I nodded and made my way to the room next to the boardroom where four or five chairs surrounded a square polished table. A copy of What’s Going On lay there, already dog-eared from many thumbs.

‘Now Tim’, said my uncle, coming into the room behind me, ‘do you know what all this is about?’

I shook my head and said ‘No.’

My uncle growled in his throat and sat down, waving Henry and myself to seats. Henry might be chairman, might indeed in office terms have been Uncle Freddie’s boss, but the white-haired old tyrant still personally owned the leasehold of the building itself and from long habit treated everyone in it as guests.

Henry absently fingered the newspaper. ‘What do you think?’ he said to me. ‘Who... do you think?’

‘It might not be anyone.’

He half smiled. ‘A stirrer?’

‘Mm. Not a single concrete detail. Same as last time.’

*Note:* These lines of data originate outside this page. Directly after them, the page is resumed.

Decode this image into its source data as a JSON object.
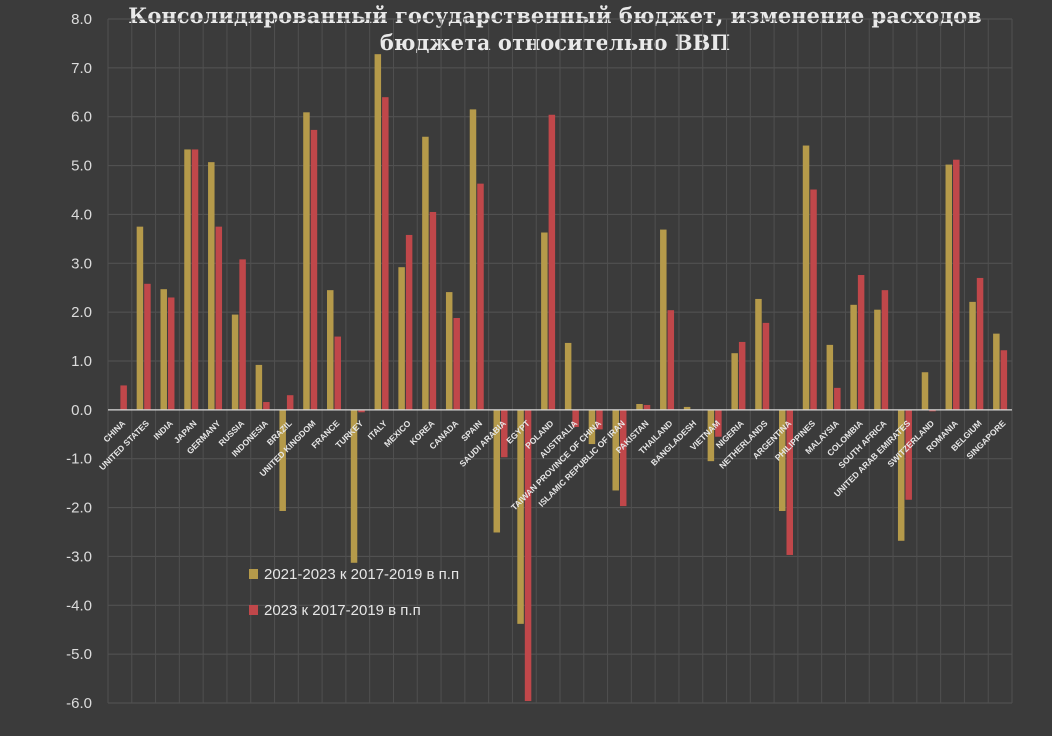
{
  "chart_data": {
    "type": "bar",
    "title_lines": [
      "Консолидированный государственный бюджет, изменение расходов",
      "бюджета относительно ВВП"
    ],
    "categories": [
      "CHINA",
      "UNITED STATES",
      "INDIA",
      "JAPAN",
      "GERMANY",
      "RUSSIA",
      "INDONESIA",
      "BRAZIL",
      "UNITED KINGDOM",
      "FRANCE",
      "TURKEY",
      "ITALY",
      "MEXICO",
      "KOREA",
      "CANADA",
      "SPAIN",
      "SAUDI ARABIA",
      "EGYPT",
      "POLAND",
      "AUSTRALIA",
      "TAIWAN PROVINCE OF CHINA",
      "ISLAMIC REPUBLIC OF IRAN",
      "PAKISTAN",
      "THAILAND",
      "BANGLADESH",
      "VIETNAM",
      "NIGERIA",
      "NETHERLANDS",
      "ARGENTINA",
      "PHILIPPINES",
      "MALAYSIA",
      "COLOMBIA",
      "SOUTH AFRICA",
      "UNITED ARAB EMIRATES",
      "SWITZERLAND",
      "ROMANIA",
      "BELGIUM",
      "SINGAPORE"
    ],
    "series": [
      {
        "name": "2021-2023 к 2017-2019 в п.п",
        "color": "#b59a4a",
        "values": [
          0.0,
          3.75,
          2.47,
          5.33,
          5.07,
          1.95,
          0.92,
          -2.07,
          6.09,
          2.45,
          -3.13,
          7.28,
          2.92,
          5.59,
          2.41,
          6.15,
          -2.51,
          -4.38,
          3.63,
          1.37,
          -0.7,
          -1.65,
          0.12,
          3.69,
          0.06,
          -1.05,
          1.16,
          2.27,
          -2.07,
          5.41,
          1.33,
          2.15,
          2.05,
          -2.68,
          0.77,
          5.02,
          2.21,
          1.56
        ]
      },
      {
        "name": "2023 к 2017-2019 в п.п",
        "color": "#c0474a",
        "values": [
          0.5,
          2.58,
          2.3,
          5.33,
          3.75,
          3.08,
          0.16,
          0.3,
          5.73,
          1.5,
          -0.05,
          6.4,
          3.58,
          4.05,
          1.88,
          4.63,
          -0.97,
          -5.96,
          6.04,
          -0.35,
          -0.4,
          -1.97,
          0.1,
          2.04,
          0.0,
          -0.55,
          1.39,
          1.78,
          -2.97,
          4.51,
          0.45,
          2.76,
          2.45,
          -1.84,
          -0.03,
          5.12,
          2.7,
          1.22
        ]
      }
    ],
    "y_ticks": [
      "8.0",
      "7.0",
      "6.0",
      "5.0",
      "4.0",
      "3.0",
      "2.0",
      "1.0",
      "0.0",
      "-1.0",
      "-2.0",
      "-3.0",
      "-4.0",
      "-5.0",
      "-6.0"
    ],
    "ylim": [
      -6,
      8
    ],
    "grid": true,
    "legend_position": "bottom-left"
  }
}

‘Last time,’ Henry said, ‘I asked the paper’s editor where he got his information from. Never reveal sources, he said. Useless asking again.’

‘Undisclosed sources,’ Uncle Freddie said, ‘never trust them.’

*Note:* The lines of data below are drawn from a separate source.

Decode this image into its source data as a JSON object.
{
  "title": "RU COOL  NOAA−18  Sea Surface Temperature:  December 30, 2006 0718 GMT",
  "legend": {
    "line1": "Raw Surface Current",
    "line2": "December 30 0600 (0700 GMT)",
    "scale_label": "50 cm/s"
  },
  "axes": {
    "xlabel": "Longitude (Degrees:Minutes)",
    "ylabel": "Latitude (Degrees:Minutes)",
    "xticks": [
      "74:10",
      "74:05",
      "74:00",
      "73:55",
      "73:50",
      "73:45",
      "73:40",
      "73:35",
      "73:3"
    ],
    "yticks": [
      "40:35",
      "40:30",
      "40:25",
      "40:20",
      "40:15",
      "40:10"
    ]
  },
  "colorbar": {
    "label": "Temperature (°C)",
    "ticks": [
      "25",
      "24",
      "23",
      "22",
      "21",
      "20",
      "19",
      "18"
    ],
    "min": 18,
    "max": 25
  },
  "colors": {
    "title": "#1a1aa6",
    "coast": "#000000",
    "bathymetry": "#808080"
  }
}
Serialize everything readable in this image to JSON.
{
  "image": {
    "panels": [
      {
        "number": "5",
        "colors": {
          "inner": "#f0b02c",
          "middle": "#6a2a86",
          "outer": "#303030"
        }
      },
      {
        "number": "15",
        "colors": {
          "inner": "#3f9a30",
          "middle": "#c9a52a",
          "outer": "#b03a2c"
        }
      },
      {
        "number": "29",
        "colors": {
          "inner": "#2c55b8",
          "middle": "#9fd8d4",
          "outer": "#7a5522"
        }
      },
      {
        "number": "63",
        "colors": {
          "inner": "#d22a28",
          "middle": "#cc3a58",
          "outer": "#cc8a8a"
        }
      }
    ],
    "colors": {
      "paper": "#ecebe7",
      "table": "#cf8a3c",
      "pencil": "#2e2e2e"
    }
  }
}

Henry said, ‘Gordon says you can find out, Tim, how many concerns, if any, are borrowing from us at five per cent. There can’t be many. A few from when interest rates were low. The few who got us in the past to agree to a long-term fixed rate.’ The few, though he didn’t say so, from before his time, before he put an end to such unprofitable straitjackets. ‘If there are more recent ones among them, could you spot them?’

‘I’ll look,’ I said.

We both knew it would take days rather than hours and might produce no results. The fraud, if it existed, could have been going on for a decade. For half a century. Successful frauds tended to go on and on unnoticed, until some one tripped over them by accident. It might almost be easier to find out who had done the tripping, and why he’d told the paper instead of the bank.

‘Anyway,’ Henry said, ‘that isn’t primarily why we asked you up here.’

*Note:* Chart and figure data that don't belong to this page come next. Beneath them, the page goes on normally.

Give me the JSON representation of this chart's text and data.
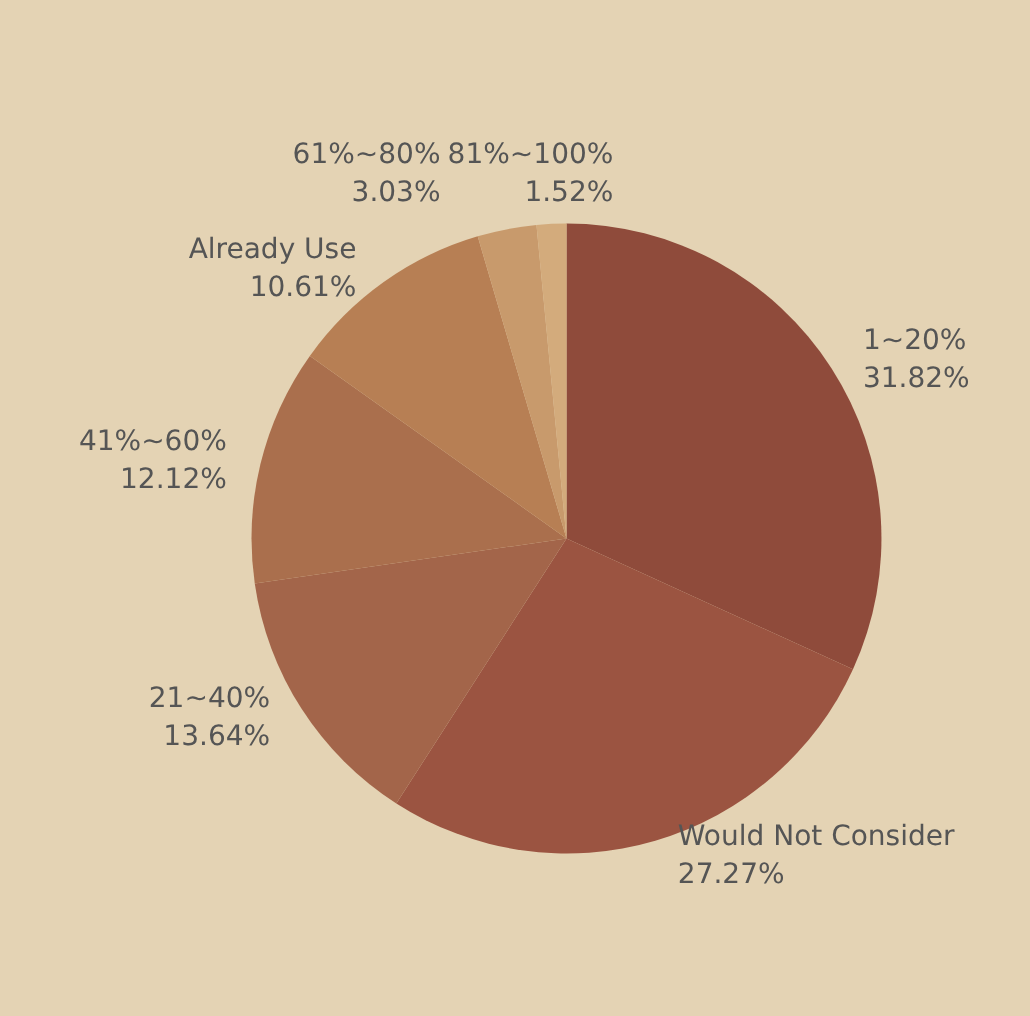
{
  "chart_data": {
    "type": "pie",
    "categories": [
      "1~20%",
      "Would Not Consider",
      "21~40%",
      "41%~60%",
      "Already Use",
      "61%~80%",
      "81%~100%"
    ],
    "values": [
      31.82,
      27.27,
      13.64,
      12.12,
      10.61,
      3.03,
      1.52
    ],
    "value_labels": [
      "31.82%",
      "27.27%",
      "13.64%",
      "12.12%",
      "10.61%",
      "3.03%",
      "1.52%"
    ],
    "colors": [
      "#8f4b3b",
      "#9b5441",
      "#a3654a",
      "#aa6f4d",
      "#b77f54",
      "#c89a6c",
      "#d3ab7c"
    ],
    "legend": false
  }
}
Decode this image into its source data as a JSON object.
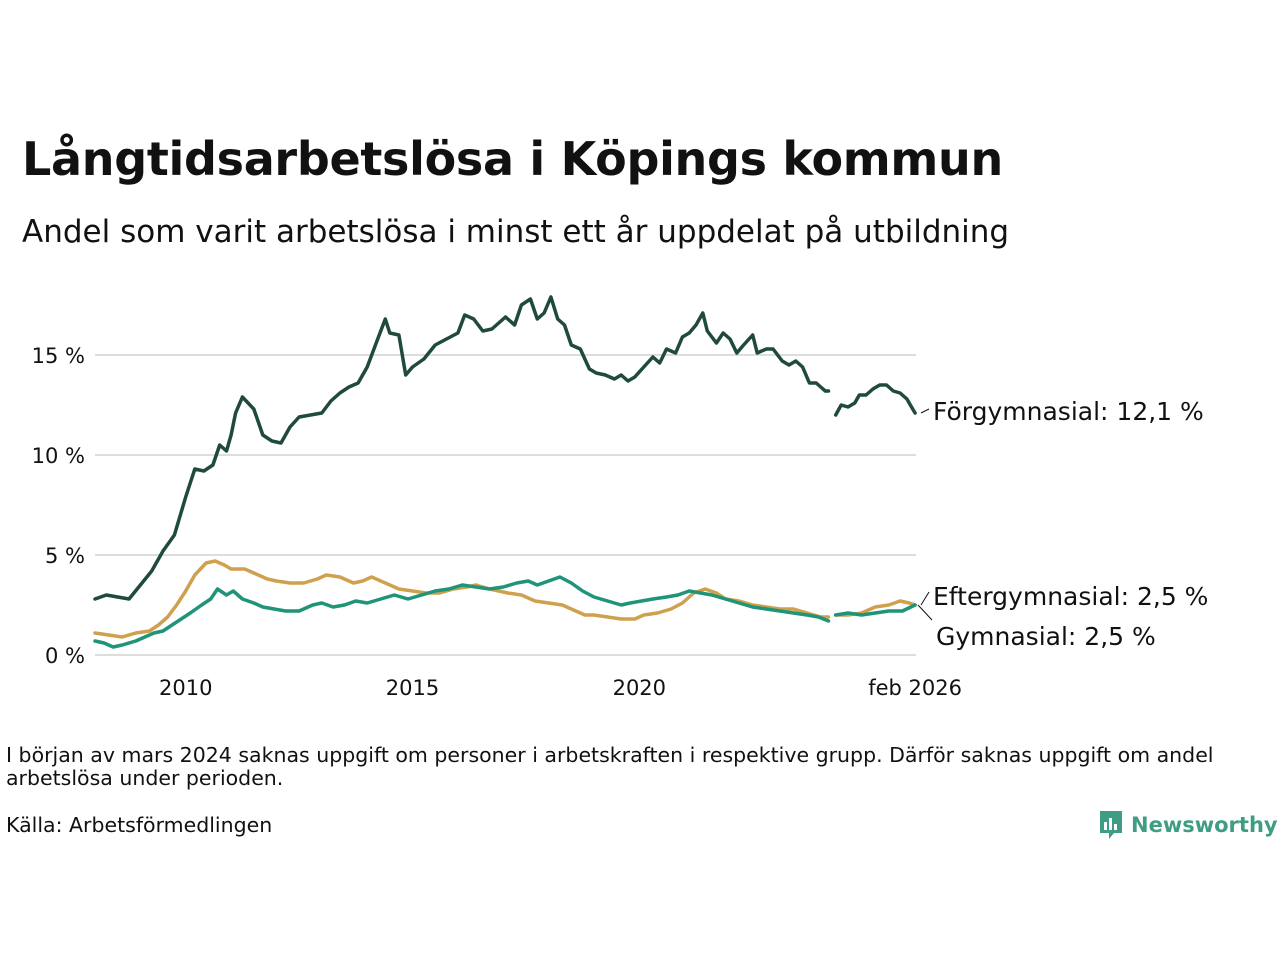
{
  "title": "Långtidsarbetslösa i Köpings kommun",
  "subtitle": "Andel som varit arbetslösa i minst ett år uppdelat på utbildning",
  "note": "I början av mars 2024 saknas uppgift om personer i arbetskraften i respektive grupp. Därför saknas uppgift om andel arbetslösa under perioden.",
  "source": "Källa: Arbetsförmedlingen",
  "brand": "Newsworthy",
  "colors": {
    "forgymnasial": "#1f4a3d",
    "eftergymnasial": "#cfa14f",
    "gymnasial": "#1f9479",
    "grid": "#dddddd",
    "brand": "#3f9d83"
  },
  "chart_data": {
    "type": "line",
    "title": "Långtidsarbetslösa i Köpings kommun",
    "subtitle": "Andel som varit arbetslösa i minst ett år uppdelat på utbildning",
    "xlabel": "",
    "ylabel": "",
    "xlim": [
      2008.0,
      2026.1
    ],
    "ylim": [
      0,
      18
    ],
    "grid": true,
    "yticks": [
      {
        "value": 0,
        "label": "0 %"
      },
      {
        "value": 5,
        "label": "5 %"
      },
      {
        "value": 10,
        "label": "10 %"
      },
      {
        "value": 15,
        "label": "15 %"
      }
    ],
    "xticks": [
      {
        "value": 2010,
        "label": "2010"
      },
      {
        "value": 2015,
        "label": "2015"
      },
      {
        "value": 2020,
        "label": "2020"
      },
      {
        "value": 2026.08,
        "label": "feb 2026"
      }
    ],
    "gap": [
      2024.17,
      2024.33
    ],
    "series": [
      {
        "name": "Förgymnasial",
        "color_key": "forgymnasial",
        "end_label": "Förgymnasial: 12,1 %",
        "points": [
          [
            2008.0,
            2.8
          ],
          [
            2008.25,
            3.0
          ],
          [
            2008.5,
            2.9
          ],
          [
            2008.75,
            2.8
          ],
          [
            2009.0,
            3.5
          ],
          [
            2009.25,
            4.2
          ],
          [
            2009.5,
            5.2
          ],
          [
            2009.75,
            6.0
          ],
          [
            2010.0,
            7.9
          ],
          [
            2010.2,
            9.3
          ],
          [
            2010.4,
            9.2
          ],
          [
            2010.6,
            9.5
          ],
          [
            2010.75,
            10.5
          ],
          [
            2010.9,
            10.2
          ],
          [
            2011.0,
            11.0
          ],
          [
            2011.1,
            12.1
          ],
          [
            2011.25,
            12.9
          ],
          [
            2011.5,
            12.3
          ],
          [
            2011.7,
            11.0
          ],
          [
            2011.9,
            10.7
          ],
          [
            2012.1,
            10.6
          ],
          [
            2012.3,
            11.4
          ],
          [
            2012.5,
            11.9
          ],
          [
            2012.75,
            12.0
          ],
          [
            2013.0,
            12.1
          ],
          [
            2013.2,
            12.7
          ],
          [
            2013.4,
            13.1
          ],
          [
            2013.6,
            13.4
          ],
          [
            2013.8,
            13.6
          ],
          [
            2014.0,
            14.4
          ],
          [
            2014.2,
            15.6
          ],
          [
            2014.4,
            16.8
          ],
          [
            2014.5,
            16.1
          ],
          [
            2014.7,
            16.0
          ],
          [
            2014.85,
            14.0
          ],
          [
            2015.0,
            14.4
          ],
          [
            2015.25,
            14.8
          ],
          [
            2015.5,
            15.5
          ],
          [
            2015.75,
            15.8
          ],
          [
            2016.0,
            16.1
          ],
          [
            2016.15,
            17.0
          ],
          [
            2016.35,
            16.8
          ],
          [
            2016.55,
            16.2
          ],
          [
            2016.75,
            16.3
          ],
          [
            2016.9,
            16.6
          ],
          [
            2017.05,
            16.9
          ],
          [
            2017.25,
            16.5
          ],
          [
            2017.4,
            17.5
          ],
          [
            2017.6,
            17.8
          ],
          [
            2017.75,
            16.8
          ],
          [
            2017.9,
            17.1
          ],
          [
            2018.05,
            17.9
          ],
          [
            2018.2,
            16.8
          ],
          [
            2018.35,
            16.5
          ],
          [
            2018.5,
            15.5
          ],
          [
            2018.7,
            15.3
          ],
          [
            2018.9,
            14.3
          ],
          [
            2019.05,
            14.1
          ],
          [
            2019.25,
            14.0
          ],
          [
            2019.45,
            13.8
          ],
          [
            2019.6,
            14.0
          ],
          [
            2019.75,
            13.7
          ],
          [
            2019.9,
            13.9
          ],
          [
            2020.1,
            14.4
          ],
          [
            2020.3,
            14.9
          ],
          [
            2020.45,
            14.6
          ],
          [
            2020.6,
            15.3
          ],
          [
            2020.8,
            15.1
          ],
          [
            2020.95,
            15.9
          ],
          [
            2021.1,
            16.1
          ],
          [
            2021.25,
            16.5
          ],
          [
            2021.4,
            17.1
          ],
          [
            2021.5,
            16.2
          ],
          [
            2021.7,
            15.6
          ],
          [
            2021.85,
            16.1
          ],
          [
            2022.0,
            15.8
          ],
          [
            2022.15,
            15.1
          ],
          [
            2022.3,
            15.5
          ],
          [
            2022.5,
            16.0
          ],
          [
            2022.6,
            15.1
          ],
          [
            2022.8,
            15.3
          ],
          [
            2022.95,
            15.3
          ],
          [
            2023.15,
            14.7
          ],
          [
            2023.3,
            14.5
          ],
          [
            2023.45,
            14.7
          ],
          [
            2023.6,
            14.4
          ],
          [
            2023.75,
            13.6
          ],
          [
            2023.9,
            13.6
          ],
          [
            2024.0,
            13.4
          ],
          [
            2024.1,
            13.2
          ],
          [
            2024.17,
            13.2
          ],
          [
            2024.33,
            12.0
          ],
          [
            2024.45,
            12.5
          ],
          [
            2024.6,
            12.4
          ],
          [
            2024.75,
            12.6
          ],
          [
            2024.85,
            13.0
          ],
          [
            2025.0,
            13.0
          ],
          [
            2025.15,
            13.3
          ],
          [
            2025.3,
            13.5
          ],
          [
            2025.45,
            13.5
          ],
          [
            2025.6,
            13.2
          ],
          [
            2025.75,
            13.1
          ],
          [
            2025.9,
            12.8
          ],
          [
            2026.0,
            12.4
          ],
          [
            2026.08,
            12.1
          ]
        ]
      },
      {
        "name": "Eftergymnasial",
        "color_key": "eftergymnasial",
        "end_label": "Eftergymnasial:  2,5 %",
        "points": [
          [
            2008.0,
            1.1
          ],
          [
            2008.3,
            1.0
          ],
          [
            2008.6,
            0.9
          ],
          [
            2008.9,
            1.1
          ],
          [
            2009.2,
            1.2
          ],
          [
            2009.4,
            1.5
          ],
          [
            2009.6,
            1.9
          ],
          [
            2009.8,
            2.5
          ],
          [
            2010.0,
            3.2
          ],
          [
            2010.2,
            4.0
          ],
          [
            2010.45,
            4.6
          ],
          [
            2010.65,
            4.7
          ],
          [
            2010.85,
            4.5
          ],
          [
            2011.0,
            4.3
          ],
          [
            2011.3,
            4.3
          ],
          [
            2011.5,
            4.1
          ],
          [
            2011.8,
            3.8
          ],
          [
            2012.0,
            3.7
          ],
          [
            2012.3,
            3.6
          ],
          [
            2012.6,
            3.6
          ],
          [
            2012.9,
            3.8
          ],
          [
            2013.1,
            4.0
          ],
          [
            2013.4,
            3.9
          ],
          [
            2013.7,
            3.6
          ],
          [
            2013.9,
            3.7
          ],
          [
            2014.1,
            3.9
          ],
          [
            2014.4,
            3.6
          ],
          [
            2014.7,
            3.3
          ],
          [
            2015.0,
            3.2
          ],
          [
            2015.3,
            3.1
          ],
          [
            2015.6,
            3.1
          ],
          [
            2015.9,
            3.3
          ],
          [
            2016.2,
            3.4
          ],
          [
            2016.4,
            3.5
          ],
          [
            2016.7,
            3.3
          ],
          [
            2016.9,
            3.2
          ],
          [
            2017.1,
            3.1
          ],
          [
            2017.4,
            3.0
          ],
          [
            2017.7,
            2.7
          ],
          [
            2018.0,
            2.6
          ],
          [
            2018.3,
            2.5
          ],
          [
            2018.5,
            2.3
          ],
          [
            2018.8,
            2.0
          ],
          [
            2019.0,
            2.0
          ],
          [
            2019.3,
            1.9
          ],
          [
            2019.6,
            1.8
          ],
          [
            2019.9,
            1.8
          ],
          [
            2020.1,
            2.0
          ],
          [
            2020.4,
            2.1
          ],
          [
            2020.7,
            2.3
          ],
          [
            2020.95,
            2.6
          ],
          [
            2021.2,
            3.1
          ],
          [
            2021.45,
            3.3
          ],
          [
            2021.7,
            3.1
          ],
          [
            2021.9,
            2.8
          ],
          [
            2022.2,
            2.7
          ],
          [
            2022.5,
            2.5
          ],
          [
            2022.8,
            2.4
          ],
          [
            2023.1,
            2.3
          ],
          [
            2023.4,
            2.3
          ],
          [
            2023.7,
            2.1
          ],
          [
            2024.0,
            1.9
          ],
          [
            2024.17,
            1.9
          ],
          [
            2024.33,
            2.0
          ],
          [
            2024.6,
            2.0
          ],
          [
            2024.9,
            2.1
          ],
          [
            2025.2,
            2.4
          ],
          [
            2025.5,
            2.5
          ],
          [
            2025.75,
            2.7
          ],
          [
            2025.95,
            2.6
          ],
          [
            2026.08,
            2.5
          ]
        ]
      },
      {
        "name": "Gymnasial",
        "color_key": "gymnasial",
        "end_label": "Gymnasial:  2,5 %",
        "points": [
          [
            2008.0,
            0.7
          ],
          [
            2008.2,
            0.6
          ],
          [
            2008.4,
            0.4
          ],
          [
            2008.6,
            0.5
          ],
          [
            2008.9,
            0.7
          ],
          [
            2009.1,
            0.9
          ],
          [
            2009.3,
            1.1
          ],
          [
            2009.5,
            1.2
          ],
          [
            2009.7,
            1.5
          ],
          [
            2009.9,
            1.8
          ],
          [
            2010.1,
            2.1
          ],
          [
            2010.35,
            2.5
          ],
          [
            2010.55,
            2.8
          ],
          [
            2010.7,
            3.3
          ],
          [
            2010.9,
            3.0
          ],
          [
            2011.05,
            3.2
          ],
          [
            2011.25,
            2.8
          ],
          [
            2011.5,
            2.6
          ],
          [
            2011.7,
            2.4
          ],
          [
            2011.95,
            2.3
          ],
          [
            2012.2,
            2.2
          ],
          [
            2012.5,
            2.2
          ],
          [
            2012.8,
            2.5
          ],
          [
            2013.0,
            2.6
          ],
          [
            2013.25,
            2.4
          ],
          [
            2013.5,
            2.5
          ],
          [
            2013.75,
            2.7
          ],
          [
            2014.0,
            2.6
          ],
          [
            2014.3,
            2.8
          ],
          [
            2014.6,
            3.0
          ],
          [
            2014.9,
            2.8
          ],
          [
            2015.2,
            3.0
          ],
          [
            2015.5,
            3.2
          ],
          [
            2015.8,
            3.3
          ],
          [
            2016.1,
            3.5
          ],
          [
            2016.4,
            3.4
          ],
          [
            2016.7,
            3.3
          ],
          [
            2017.0,
            3.4
          ],
          [
            2017.3,
            3.6
          ],
          [
            2017.55,
            3.7
          ],
          [
            2017.75,
            3.5
          ],
          [
            2018.0,
            3.7
          ],
          [
            2018.25,
            3.9
          ],
          [
            2018.5,
            3.6
          ],
          [
            2018.75,
            3.2
          ],
          [
            2019.0,
            2.9
          ],
          [
            2019.3,
            2.7
          ],
          [
            2019.6,
            2.5
          ],
          [
            2019.8,
            2.6
          ],
          [
            2020.05,
            2.7
          ],
          [
            2020.3,
            2.8
          ],
          [
            2020.6,
            2.9
          ],
          [
            2020.85,
            3.0
          ],
          [
            2021.1,
            3.2
          ],
          [
            2021.35,
            3.1
          ],
          [
            2021.6,
            3.0
          ],
          [
            2021.9,
            2.8
          ],
          [
            2022.2,
            2.6
          ],
          [
            2022.5,
            2.4
          ],
          [
            2022.8,
            2.3
          ],
          [
            2023.1,
            2.2
          ],
          [
            2023.4,
            2.1
          ],
          [
            2023.7,
            2.0
          ],
          [
            2023.95,
            1.9
          ],
          [
            2024.17,
            1.7
          ],
          [
            2024.33,
            2.0
          ],
          [
            2024.6,
            2.1
          ],
          [
            2024.9,
            2.0
          ],
          [
            2025.2,
            2.1
          ],
          [
            2025.5,
            2.2
          ],
          [
            2025.8,
            2.2
          ],
          [
            2026.08,
            2.5
          ]
        ]
      }
    ]
  }
}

‘No,’ said my uncle, grunting. ‘Time you were a director.’

I thought: I didn’t hear that right.

‘Er... what?’ I said.

‘A director. A director,’ he said impatiently. ‘Fellow who sits on the board. Never heard of them, I suppose.’

I looked at Henry, who was smiling and nodding.

‘But,’ I said, ‘so soon...’

‘Don’t you want to, then?’ demanded my uncle.

‘Yes, I do.’

‘Good. Don’t let me down. I’ve had my eye on you since you were eight.’

I must have looked as surprised as I felt.

‘You told me then,’ he said, ‘how much you had saved, and how much you would have if you went on saving a pound a month at four per cent compound interest for forty years, by which time you would be very old. I wrote down your figures and worked them out, and you were right.’

‘It’s only a formula,’ I said.

‘Oh sure. You could do it now in a drugged sleep. But at eight? You’d inherited the gift, all right. You were just robbed of the inclination.’ He nodded heavily. ‘Look at your father. My little brother. Got drunk nicely, never a mean thought, but hardly there when the brains were handed out. Look at the way he indulged your mother, letting her gamble like that. Look at the life he gave you. All pleasure, regardless of cost. I despaired of you at times. Thought you’d been ruined. But I knew the gift was there somewhere, might still be dormant, might grow if forced. So there you are, I was right.’